Мысли галопом неслись в голове Джима. Брешь, которую он обнаружил в позиции графа, была очень умно использована Чендосом для того, чтобы задеть тщеславие хозяина замка. В этом мире четырнадцатого столетия, как обнаружил Джим, людей отличала важная черта: все они были несостоявшимися актерами. Наследный принц, например, мог разбрасываться милостями и подарками направо и налево, как ему заблагорассудится. И делал это, несмотря на все попытки сдержать его. Он чувствовал себя вправе, ведь это по-королевски. И какую бы роль судьба ни уготовила человеку, он играл ее до конца.
Каждый король хватался за любую возможность выглядеть большим королем, чем прочие. Каждый принц стремился быть большим принцем, и так далее, включая и графа. Это распространялось и на людей более низкого ранга, каждый стремился показать себя больше и лучше, чем другие из его сословия. Вот и сейчас граф Сомерсетский, стоя перед Джимом, уже видел, как монахи вписывают его имя в хроники. Перспективы намечались самые радужные. Граф был рыцарем и должен всю жизнь оставаться рыцарем, а способы попасть на главную сцену были весьма опасны, и на это надо еще осмелиться. Таким образом, к тому времени, когда люди, подобные графу, сэру Брайену или сэру Гаримору, созревали, чтобы перейти из сквайров в рыцари, они хватались за малейшую возможность, едва перед ними блеснет луч надежды. Цена раны или даже смерть легко забывалась в предвкушении удачи. Ясно, что графом сейчас владели такие мысли.
Однако за последние десять лет граф успел осознать, что в жизни есть и иные ценности, кроме меча и копья. Это осознание вместе с пониманием, что жизнь хороша, что он может прожить еще довольно много лет, заставили графа отступить перед соблазном войти в хроники.
Джим рискнул продолжить игру. Граф еще оборонялся, но именно сейчас или никогда надо подтолкнуть его в нужном направлении. Джим намеревался по возможности не посвящать графа в то, что Каролинус и Арагх хотят участвовать во встрече. Джим решил прощупать почву просто потому, что не доверял графу, полагая, что известное ему может стать достоянием всех.
Если бы граф поклялся не разглашать сказанное Джимом, все было бы надежнее. Но попросить графа дать такую клятву было бы худшим из оскорблений. Тот мог заартачиться и заявить, что его слова вполне достаточно, и вообще-то так, наверно, и есть, но Джим все же сомневался.
— Не соблаговолит ли милорд пройти к бойнице? — сказал он.
Они находились в верхней комнате башни, и из бойниц открывался прекрасный вид на фасад замка и поле между зубчатой стеной и опушкой леса.
— Зачем? — рявкнул граф.
— Я хочу кое-что показать милорду.
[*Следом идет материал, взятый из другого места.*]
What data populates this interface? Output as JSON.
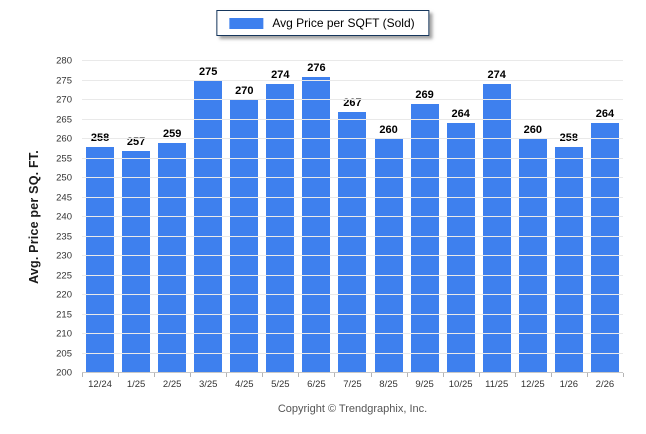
{
  "legend": {
    "label": "Avg Price per SQFT (Sold)",
    "swatch_color": "#3E80EE"
  },
  "chart_data": {
    "type": "bar",
    "title": "",
    "series_name": "Avg Price per SQFT (Sold)",
    "categories": [
      "12/24",
      "1/25",
      "2/25",
      "3/25",
      "4/25",
      "5/25",
      "6/25",
      "7/25",
      "8/25",
      "9/25",
      "10/25",
      "11/25",
      "12/25",
      "1/26",
      "2/26"
    ],
    "values": [
      258,
      257,
      259,
      275,
      270,
      274,
      276,
      267,
      260,
      269,
      264,
      274,
      260,
      258,
      264
    ],
    "xlabel": "",
    "ylabel": "Avg. Price per SQ. FT.",
    "ylim": [
      200,
      280
    ],
    "ytick_step": 5,
    "bar_color": "#3E80EE",
    "grid": true,
    "legend_position": "top-center",
    "value_labels_shown": true
  },
  "footer": {
    "text": "Copyright © Trendgraphix, Inc."
  }
}
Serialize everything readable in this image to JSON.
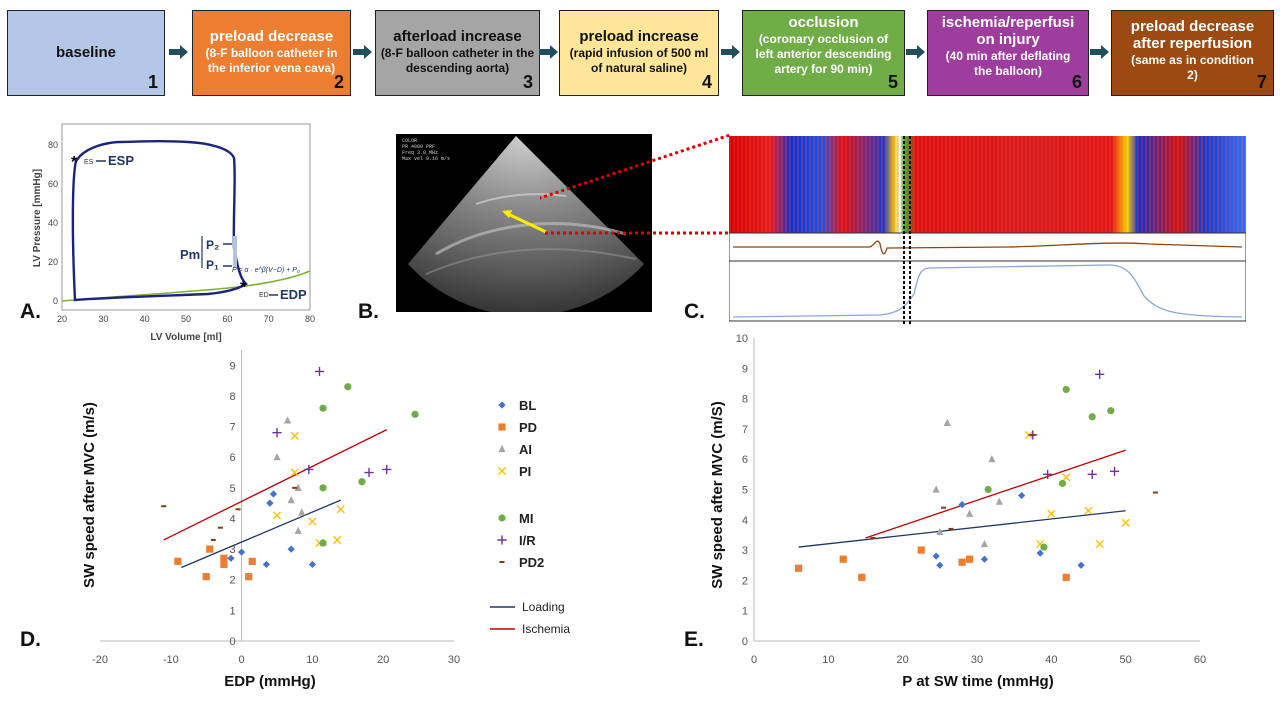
{
  "steps": [
    {
      "title": "baseline",
      "subtitle": "",
      "num": "1",
      "color": "#b4c7e7",
      "text_color": "#111111"
    },
    {
      "title": "preload decrease",
      "subtitle": "(8-F balloon catheter in the inferior vena cava)",
      "num": "2",
      "color": "#ed7d31",
      "text_color": "#ffffff"
    },
    {
      "title": "afterload increase",
      "subtitle": "(8-F balloon catheter in the descending aorta)",
      "num": "3",
      "color": "#a5a5a5",
      "text_color": "#111111"
    },
    {
      "title": "preload increase",
      "subtitle": "(rapid infusion of 500 ml of natural saline)",
      "num": "4",
      "color": "#ffe699",
      "text_color": "#111111"
    },
    {
      "title": "occlusion",
      "subtitle": "(coronary occlusion of left anterior descending artery for 90 min)",
      "num": "5",
      "color": "#70ad47",
      "text_color": "#ffffff"
    },
    {
      "title": "ischemia/reperfusi on injury",
      "subtitle": "(40 min after deflating the balloon)",
      "num": "6",
      "color": "#9e3d9e",
      "text_color": "#ffffff"
    },
    {
      "title": "preload decrease after reperfusion",
      "subtitle": "(same as in condition 2)",
      "num": "7",
      "color": "#9c4a12",
      "text_color": "#ffffff"
    }
  ],
  "panels": {
    "a": "A.",
    "b": "B.",
    "c": "C.",
    "d": "D.",
    "e": "E."
  },
  "pv_loop": {
    "xlabel": "LV Volume [ml]",
    "ylabel": "LV Pressure [mmHg]",
    "xticks": [
      "20",
      "30",
      "40",
      "50",
      "60",
      "70",
      "80"
    ],
    "yticks": [
      "0",
      "20",
      "40",
      "60",
      "80"
    ],
    "es": "ES",
    "esp": "ESP",
    "ed": "ED",
    "edp": "EDP",
    "pm": "Pm",
    "p2": "P₂",
    "p1": "P₁",
    "formula": "P = α · e^β(V−D) + P₀"
  },
  "ultrasound": {
    "overlay_lines": [
      "COLOR",
      "PR 4000 PRF",
      "Freq 3.0 MHz",
      "Max vel 0.16 m/s"
    ]
  },
  "chart_data": [
    {
      "type": "scatter",
      "panel": "D",
      "xlabel": "EDP (mmHg)",
      "ylabel": "SW speed after MVC (m/s)",
      "xlim": [
        -20,
        30
      ],
      "ylim": [
        0,
        9.5
      ],
      "xticks": [
        -20,
        -10,
        0,
        10,
        20,
        30
      ],
      "yticks": [
        0,
        1,
        2,
        3,
        4,
        5,
        6,
        7,
        8,
        9
      ],
      "series": [
        {
          "name": "BL",
          "color": "#4472c4",
          "marker": "diamond",
          "points": [
            [
              -1.5,
              2.7
            ],
            [
              0,
              2.9
            ],
            [
              3.5,
              2.5
            ],
            [
              4,
              4.5
            ],
            [
              4.5,
              4.8
            ],
            [
              7,
              3
            ],
            [
              10,
              2.5
            ]
          ]
        },
        {
          "name": "PD",
          "color": "#ed7d31",
          "marker": "square",
          "points": [
            [
              -9,
              2.6
            ],
            [
              -5,
              2.1
            ],
            [
              -4.5,
              3
            ],
            [
              -2.5,
              2.5
            ],
            [
              -2.5,
              2.7
            ],
            [
              1,
              2.1
            ],
            [
              1.5,
              2.6
            ]
          ]
        },
        {
          "name": "AI",
          "color": "#a5a5a5",
          "marker": "triangle",
          "points": [
            [
              5,
              6
            ],
            [
              6.5,
              7.2
            ],
            [
              7,
              4.6
            ],
            [
              8,
              3.6
            ],
            [
              8,
              5
            ],
            [
              8.5,
              4.2
            ],
            [
              11.5,
              3.2
            ]
          ]
        },
        {
          "name": "PI",
          "color": "#ffc000",
          "marker": "x",
          "points": [
            [
              5,
              4.1
            ],
            [
              7.5,
              5.5
            ],
            [
              7.5,
              6.7
            ],
            [
              10,
              3.9
            ],
            [
              11,
              3.2
            ],
            [
              13.5,
              3.3
            ],
            [
              14,
              4.3
            ]
          ]
        },
        {
          "name": "MI",
          "color": "#70ad47",
          "marker": "circle",
          "points": [
            [
              11.5,
              7.6
            ],
            [
              11.5,
              5
            ],
            [
              11.5,
              3.2
            ],
            [
              15,
              8.3
            ],
            [
              17,
              5.2
            ],
            [
              24.5,
              7.4
            ]
          ]
        },
        {
          "name": "I/R",
          "color": "#7030a0",
          "marker": "plus",
          "points": [
            [
              5,
              6.8
            ],
            [
              9.5,
              5.6
            ],
            [
              11,
              8.8
            ],
            [
              18,
              5.5
            ],
            [
              20.5,
              5.6
            ]
          ]
        },
        {
          "name": "PD2",
          "color": "#843c0c",
          "marker": "dash",
          "points": [
            [
              -11,
              4.4
            ],
            [
              -4,
              3.3
            ],
            [
              -3,
              3.7
            ],
            [
              -0.5,
              4.3
            ],
            [
              7.5,
              5
            ]
          ]
        }
      ],
      "trendlines": [
        {
          "name": "Loading",
          "color": "#1f3864",
          "from": [
            -8.5,
            2.4
          ],
          "to": [
            14,
            4.6
          ]
        },
        {
          "name": "Ischemia",
          "color": "#c00000",
          "from": [
            -11,
            3.3
          ],
          "to": [
            20.5,
            6.9
          ]
        }
      ]
    },
    {
      "type": "scatter",
      "panel": "E",
      "xlabel": "P at SW time (mmHg)",
      "ylabel": "SW speed after MVC (m/S)",
      "xlim": [
        0,
        60
      ],
      "ylim": [
        0,
        10
      ],
      "xticks": [
        0,
        10,
        20,
        30,
        40,
        50,
        60
      ],
      "yticks": [
        0,
        1,
        2,
        3,
        4,
        5,
        6,
        7,
        8,
        9,
        10
      ],
      "series": [
        {
          "name": "BL",
          "color": "#4472c4",
          "marker": "diamond",
          "points": [
            [
              24.5,
              2.8
            ],
            [
              25,
              2.5
            ],
            [
              28,
              4.5
            ],
            [
              31,
              2.7
            ],
            [
              36,
              4.8
            ],
            [
              38.5,
              2.9
            ],
            [
              44,
              2.5
            ]
          ]
        },
        {
          "name": "PD",
          "color": "#ed7d31",
          "marker": "square",
          "points": [
            [
              6,
              2.4
            ],
            [
              12,
              2.7
            ],
            [
              14.5,
              2.1
            ],
            [
              22.5,
              3
            ],
            [
              28,
              2.6
            ],
            [
              29,
              2.7
            ],
            [
              42,
              2.1
            ]
          ]
        },
        {
          "name": "AI",
          "color": "#a5a5a5",
          "marker": "triangle",
          "points": [
            [
              24.5,
              5
            ],
            [
              25,
              3.6
            ],
            [
              26,
              7.2
            ],
            [
              29,
              4.2
            ],
            [
              31,
              3.2
            ],
            [
              32,
              6
            ],
            [
              33,
              4.6
            ]
          ]
        },
        {
          "name": "PI",
          "color": "#ffc000",
          "marker": "x",
          "points": [
            [
              37,
              6.8
            ],
            [
              38.5,
              3.2
            ],
            [
              40,
              4.2
            ],
            [
              42,
              5.4
            ],
            [
              45,
              4.3
            ],
            [
              46.5,
              3.2
            ],
            [
              50,
              3.9
            ]
          ]
        },
        {
          "name": "MI",
          "color": "#70ad47",
          "marker": "circle",
          "points": [
            [
              31.5,
              5
            ],
            [
              39,
              3.1
            ],
            [
              41.5,
              5.2
            ],
            [
              42,
              8.3
            ],
            [
              45.5,
              7.4
            ],
            [
              48,
              7.6
            ]
          ]
        },
        {
          "name": "I/R",
          "color": "#7030a0",
          "marker": "plus",
          "points": [
            [
              37.5,
              6.8
            ],
            [
              39.5,
              5.5
            ],
            [
              45.5,
              5.5
            ],
            [
              46.5,
              8.8
            ],
            [
              48.5,
              5.6
            ]
          ]
        },
        {
          "name": "PD2",
          "color": "#843c0c",
          "marker": "dash",
          "points": [
            [
              16,
              3.4
            ],
            [
              25.5,
              4.4
            ],
            [
              26.5,
              3.7
            ],
            [
              37.5,
              6.8
            ],
            [
              54,
              4.9
            ]
          ]
        }
      ],
      "trendlines": [
        {
          "name": "Loading",
          "color": "#1f3864",
          "from": [
            6,
            3.1
          ],
          "to": [
            50,
            4.3
          ]
        },
        {
          "name": "Ischemia",
          "color": "#c00000",
          "from": [
            15,
            3.4
          ],
          "to": [
            50,
            6.3
          ]
        }
      ]
    }
  ]
}
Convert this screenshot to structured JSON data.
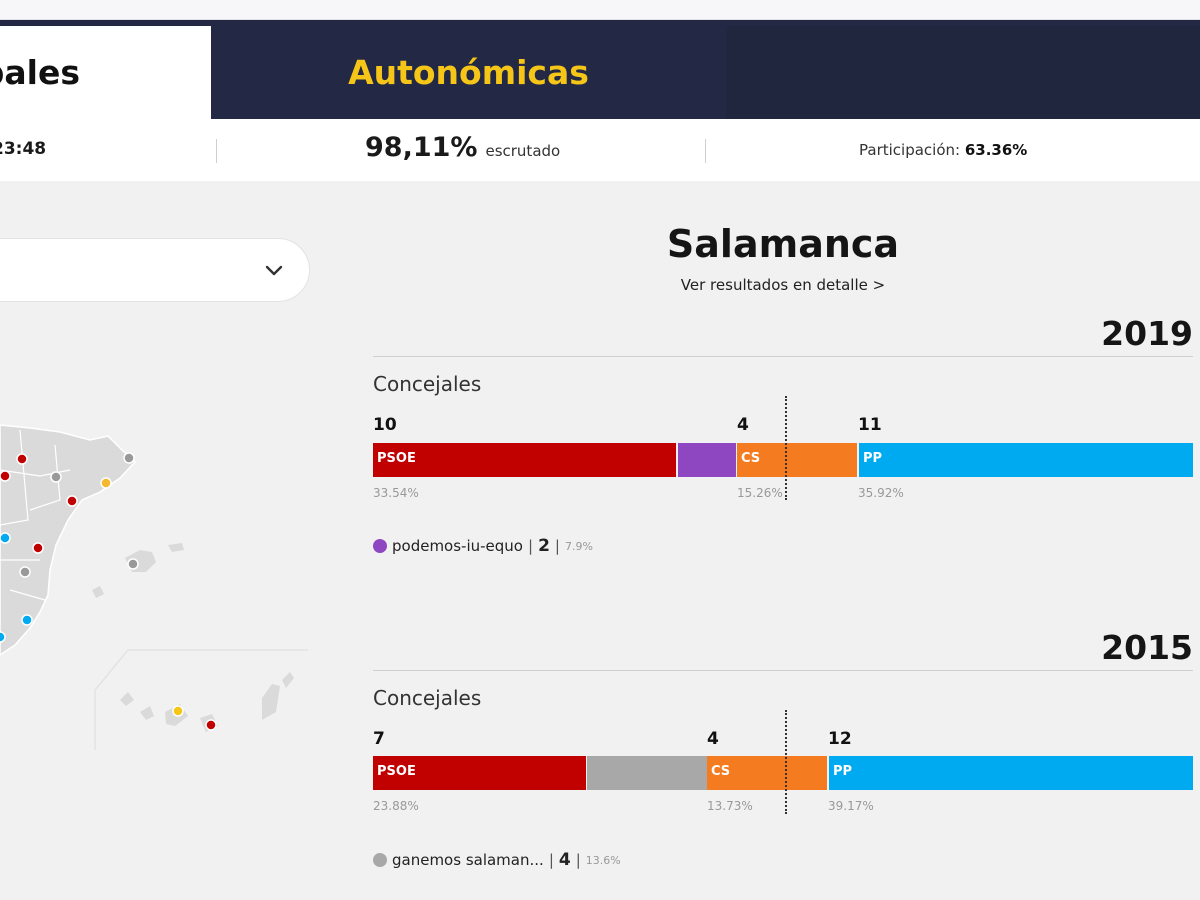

Это очень важно и должно остаться тайной, если ты позволишь мне…
Граф издал недовольное ворчание, но подошел к бойнице и глянул в нее.
— Видишь, милорд, вот здесь, за зубчатой стеной, за опушкой леса, небольшой проход между деревьями? Возможно, он узок для того, чтобы два благородных человека могли сразиться на копьях, но во всех остальных отношениях это прекрасное место. Вокруг густые заросли, за исключением той стороны, что обращена к замку. Секретность же нужна для того, чтобы мой учитель Каролинус использовал свои великие магические способности вне замка, благословленного епископом, и устроил наиболее удобное место для переговоров между тобой и троллем. Я сяду за стол с вами, а Каролинус будет стоять рядом. Заметь, мы будем видны с зубчатой стены замка, она оттуда не далее чем на расстоянии полета стрелы. Твои воины будут наблюдать за нами со стены, готовые при необходимости тотчас подойти.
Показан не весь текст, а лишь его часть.